Church musicians keep trying to design worship services that will nourish people’s faith and give them meaningful outlets to express the praise we were all designed to render to God. Pastors faithfully do the hard work of bringing Bible texts to life in sermons they hope will be both relevant and interesting. And when now and again a sermon flops in some way or another, they just get back up on their feet to try again the next week (there’s always another Sunday coming!).
None of this grabs headlines. Most of it is quiet volunteer work in the background of life and most such activities don’t garner a Facebook post or a Tweet or an Instagram moment. I like a Tweet Esau McCaulley posted a few days ago pointing to the self-aggrandizing effects of social media. In response he wrote, “I know that for some of us it’s part of our job to work in public, but remember we are not the heroes in this epic. We are looking for a city whose builder and maker is God.”
Catholic sisters just being Catholic sisters, dear people standing at your door with that potato-chip-crusted tuna casserole: these are not heroes doing heroic things. They are just faithful folks doing the faithful work to which we have all been called. How easy it is to miss all this good stuff in our incessant focus on what is wrong with the church, what negative things are going on, etc.
Somewhere in his book Not the Way It’s Supposed to Be, Neal Plantinga noted that in this world, nothing sets our tongues to wagging like bad news.
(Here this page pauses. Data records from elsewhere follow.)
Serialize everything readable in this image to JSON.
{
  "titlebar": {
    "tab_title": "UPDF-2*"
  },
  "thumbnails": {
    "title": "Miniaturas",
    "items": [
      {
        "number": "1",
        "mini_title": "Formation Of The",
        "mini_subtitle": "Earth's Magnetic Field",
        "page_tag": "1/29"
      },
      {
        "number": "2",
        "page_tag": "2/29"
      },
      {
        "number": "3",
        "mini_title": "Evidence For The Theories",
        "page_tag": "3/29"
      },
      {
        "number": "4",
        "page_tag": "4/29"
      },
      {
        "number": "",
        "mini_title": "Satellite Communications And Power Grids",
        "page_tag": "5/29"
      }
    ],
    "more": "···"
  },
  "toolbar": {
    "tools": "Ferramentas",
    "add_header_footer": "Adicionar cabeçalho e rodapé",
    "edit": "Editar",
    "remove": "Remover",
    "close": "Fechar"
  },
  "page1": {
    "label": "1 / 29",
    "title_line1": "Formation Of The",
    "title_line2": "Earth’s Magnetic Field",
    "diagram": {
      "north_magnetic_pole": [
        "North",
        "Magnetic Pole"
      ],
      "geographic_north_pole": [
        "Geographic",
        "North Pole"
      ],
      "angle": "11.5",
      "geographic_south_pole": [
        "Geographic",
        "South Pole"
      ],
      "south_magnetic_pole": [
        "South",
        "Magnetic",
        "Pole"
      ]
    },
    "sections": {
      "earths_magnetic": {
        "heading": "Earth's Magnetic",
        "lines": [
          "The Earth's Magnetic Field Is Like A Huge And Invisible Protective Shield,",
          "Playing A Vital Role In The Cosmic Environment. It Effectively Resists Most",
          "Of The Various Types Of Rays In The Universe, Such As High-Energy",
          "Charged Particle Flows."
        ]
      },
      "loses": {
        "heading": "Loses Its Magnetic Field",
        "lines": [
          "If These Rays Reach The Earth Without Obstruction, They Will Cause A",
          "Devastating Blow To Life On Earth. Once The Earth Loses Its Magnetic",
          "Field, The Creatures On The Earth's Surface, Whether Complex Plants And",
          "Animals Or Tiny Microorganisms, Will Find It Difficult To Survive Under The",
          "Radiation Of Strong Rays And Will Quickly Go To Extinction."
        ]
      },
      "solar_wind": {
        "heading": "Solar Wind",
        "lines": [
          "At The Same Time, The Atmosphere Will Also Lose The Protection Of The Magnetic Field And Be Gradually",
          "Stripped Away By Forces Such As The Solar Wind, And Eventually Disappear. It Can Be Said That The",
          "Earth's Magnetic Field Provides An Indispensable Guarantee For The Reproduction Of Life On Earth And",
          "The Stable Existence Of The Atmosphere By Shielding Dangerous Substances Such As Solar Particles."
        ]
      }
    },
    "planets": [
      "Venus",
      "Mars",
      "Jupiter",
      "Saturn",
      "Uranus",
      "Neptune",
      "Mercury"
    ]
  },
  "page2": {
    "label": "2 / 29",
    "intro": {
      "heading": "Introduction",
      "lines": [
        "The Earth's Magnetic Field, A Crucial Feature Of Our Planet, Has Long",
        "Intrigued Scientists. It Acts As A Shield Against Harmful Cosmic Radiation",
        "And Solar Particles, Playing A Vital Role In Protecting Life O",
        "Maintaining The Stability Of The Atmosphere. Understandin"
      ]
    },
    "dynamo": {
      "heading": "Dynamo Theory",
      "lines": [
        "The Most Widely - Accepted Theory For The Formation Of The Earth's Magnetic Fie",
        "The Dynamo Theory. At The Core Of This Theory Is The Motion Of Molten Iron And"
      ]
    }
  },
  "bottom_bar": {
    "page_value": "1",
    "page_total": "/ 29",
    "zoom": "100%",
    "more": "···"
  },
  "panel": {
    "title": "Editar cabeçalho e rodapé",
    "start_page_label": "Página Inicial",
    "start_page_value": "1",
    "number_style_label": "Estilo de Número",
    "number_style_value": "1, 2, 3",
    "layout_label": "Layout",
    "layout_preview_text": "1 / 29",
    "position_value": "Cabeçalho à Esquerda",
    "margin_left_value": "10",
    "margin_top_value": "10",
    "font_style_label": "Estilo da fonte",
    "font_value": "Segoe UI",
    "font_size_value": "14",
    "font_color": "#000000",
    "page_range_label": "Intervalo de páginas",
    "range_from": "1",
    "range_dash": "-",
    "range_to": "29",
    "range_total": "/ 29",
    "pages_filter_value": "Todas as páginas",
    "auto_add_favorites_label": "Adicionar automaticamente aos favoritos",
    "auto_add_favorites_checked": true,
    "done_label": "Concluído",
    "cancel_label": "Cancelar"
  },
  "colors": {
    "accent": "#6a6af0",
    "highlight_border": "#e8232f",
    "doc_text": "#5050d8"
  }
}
But perhaps in the kingdom of God when people sit on their front porches and call out to one another at a day’s end, what they will be most eager to regale each other with will be good news, all the good and noble and beautiful things there are to celebrate at any given moment.
Maybe this is a fine vision for the kingdom. For all of us who find it easy to wallow in what’s hurtful or what feels broken or wrong, it’s a good reminder to do what we can to do some warm-up exercises for the kingdom of heaven and already now talk about, give thanks for, and celebrate all the quiet ways in which the church of Jesus Christ keeps managing to get some things right.